Si les frais de justice sont à la charge de l’Etat en vertu de l’article 800-1 du code de procédure pénale, les frais de l’expertise médicale ordonnée par le tribunal correctionnel seront mis à la charge de [E] [B] conformément aux dispositions de l’article 10 alinéa 2 du même code.
Il ne sera pas fait droit à la demande d’indemnité d’article 475-1 du code de procédure pénale formée par [O] [N] dès lors qu’il est bénéficiaire de l’aide juridictionnelle totale et que ce texte prévoit que le tribunal condamne l’auteur de l’infraction à payer à la partie civile la somme qu’il détermine, au titre des frais exposés par celle-ci et non compris dans les dépens.
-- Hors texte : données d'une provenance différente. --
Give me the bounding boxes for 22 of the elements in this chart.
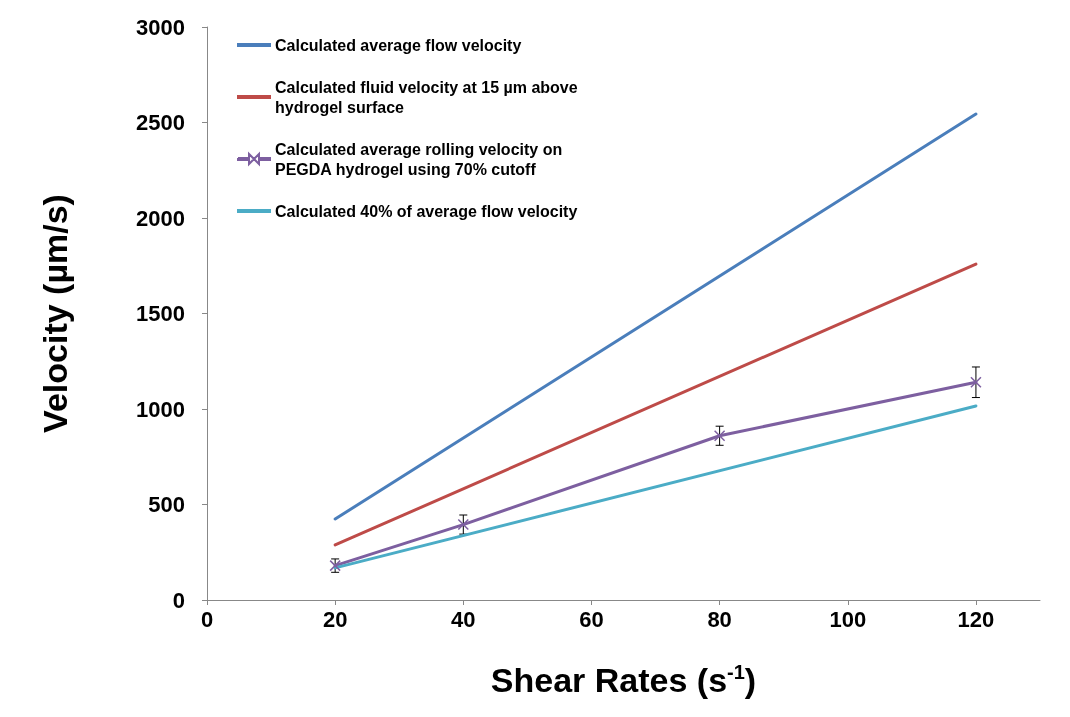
y-axis-title: Velocity (µm/s): [36, 194, 74, 433]
legend-label: Calculated 40% of average flow velocity: [275, 202, 578, 220]
x-tick-label: 20: [322, 606, 348, 632]
point: [457, 518, 470, 531]
x-tick-label: 100: [829, 606, 867, 632]
legend-label: Calculated average rolling velocity on PEGDA hydrogel using 70% cutoff: [275, 140, 567, 178]
x-tick-label: 60: [579, 606, 604, 632]
x-tick-label: 40: [451, 606, 476, 632]
x-tick-label: 80: [707, 606, 732, 632]
y-tick-label: 3000: [136, 14, 185, 40]
point: [713, 429, 726, 442]
point: [970, 376, 982, 389]
legend-label: Calculated average flow velocity: [275, 36, 522, 54]
x-tick-label: 0: [200, 606, 214, 632]
y-tick-label: 0: [172, 587, 185, 613]
y-tick-label: 500: [148, 492, 185, 517]
legend-label: Calculated fluid velocity at 15 µm above hydrogel surface: [275, 78, 583, 116]
y-tick-label: 2500: [136, 110, 185, 135]
y-tick-label: 2000: [136, 205, 185, 231]
y-tick-label: 1500: [136, 301, 185, 326]
x-tick-label: 120: [957, 606, 995, 632]
y-tick-label: 1000: [136, 396, 185, 422]
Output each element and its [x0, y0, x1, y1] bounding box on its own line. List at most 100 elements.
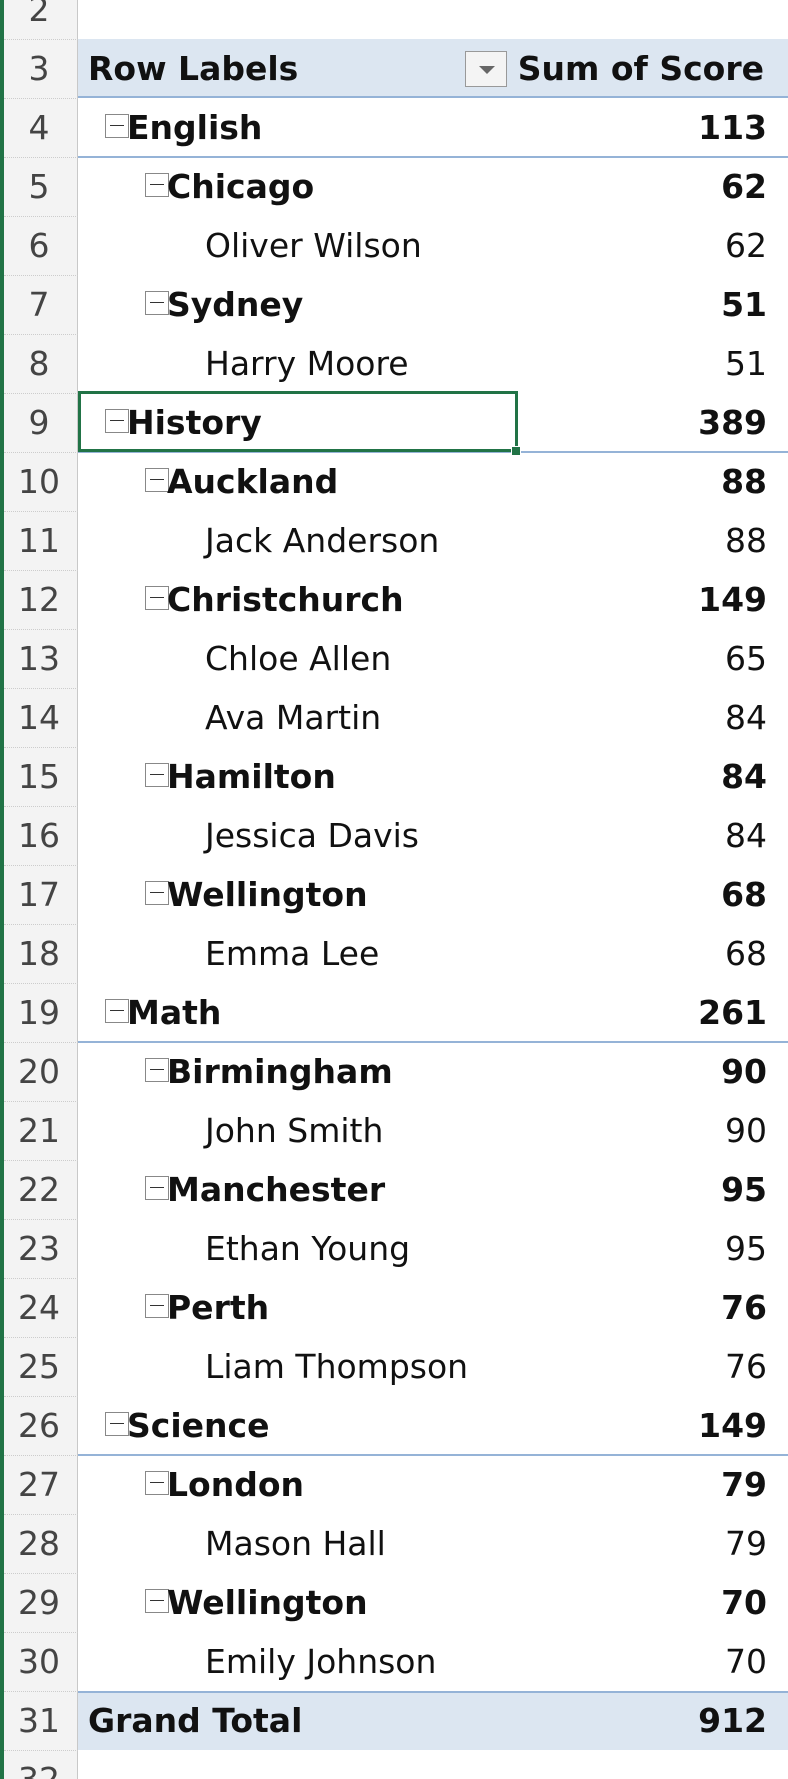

Par ailleurs aucune demande n’a été formée sur le fondement de l’article 37-1 de la loi 91-647 du 10 juillet 1991, relative à l’aide juridique.
Enfin, selon l’article 48 de la loi du 10 juillet 1991 relative à l’aide juridictionnelle, lorsque le bénéficiaire de l’aide juridictionnelle est partie civile au procès pénal, le juge met à la charge du condamné le remboursement de la contribution versée par l’Etat à l’avocat de la partie civile au titre de l’aide juridictionnelle.
PAR CES MOTIFS
Le Tribunal correctionnel, statuant sur intérêts civils, publiquement
par ordonnance contradictoire à l’égard de [E] [B], [K] [B] et [Y] [R], [H] [N] et [X] [U], es qualité de représentants légaux de [O] [N]
Ordonnons la liquidation du préjudice corporel subi par [O] [N] en raison des faits commis le par [E] [B] comme suit :
Poste de préjudice
Montant alloué à la victime
Préjudices patrimoniaux:
1° dépenses de santé actuelles
1080,00 €
Préj. extra-patrimoniaux:
1° déficit fonctionnel temporaire
2° souffrances endurées
3° déficit fonctionnel permanent
7773,75 €
2500,00 €
2150,00 €
TOTAL
13 503,75 €
CONDAMNE [E] [B] in solidum avec ses civilement responsables [K] [B] et [Y] [R] solidairement entre eux, à payer à [H] [N] et [X] [U], es qualité de représentants légaux de [O] [N] une indemnité de TREIZE MILLE TROIS EUROS ET SOIXANTE QUINZE CENTIMES (13003,75€), déduction faite de la provision précédemment accordées au titre de la liquidation de son préjudice, assortie des intérêts au taux légal à compter du présent jugement
DEBOUTE [O] [N] de sa demande au titre du préjudice scolaire ;
DEBOUTE [O] [N] de sa demande au titre de l’article 475-1 du code de procédure pénale ;
CONDAMNONS [E] [B] aux dépens de l’expertise judiciaire en vertu de l’article 10 du code de procédure pénale et de l’article 696 du code de procédure civile ;
DÉCLARONS que les sommes exposées par l’état au titre de la décision n° C 59606-2024-4292 du 10/09/2024 du vice-président du bureau d’aide juridictionnelle de [Localité 16] seront recouvrées contre [E] [B] en vertu des articles 43 et 44 de la loi n° 91-647 du 10 juillet 1991 relative à l’aide juridique ;
Les parties civiles sont informées de la possibilité de saisir le Service d’Aide au Recouvrement pour les Victimes d’Infractions pénales (SARVI) ou la Commission d’Indemnisation des Victimes d’Infractions pénales (CIVI), à charge pour elles d’entrer en contact avec le bureau d’aide aux victimes (BAV – tél. : [XXXXXXXX01]), dont la permanence se tient au Tribunal judiciaire de Valenciennes du lundi au vendredi de 8h30 à 12h00 et de 13h30 à 16h30.
Le condamné est informé de la possibilité pour la partie civile non éligible à la CIVI de saisir le SARVI s’il ne procède pas au paiement des dommages et intérêts auxquels il a été condamné dans le délai de deux mois courant à compter du jour où la condamnation est devenue définitive.
En foi de quoi la présente décision a été signée par le président et le greffier.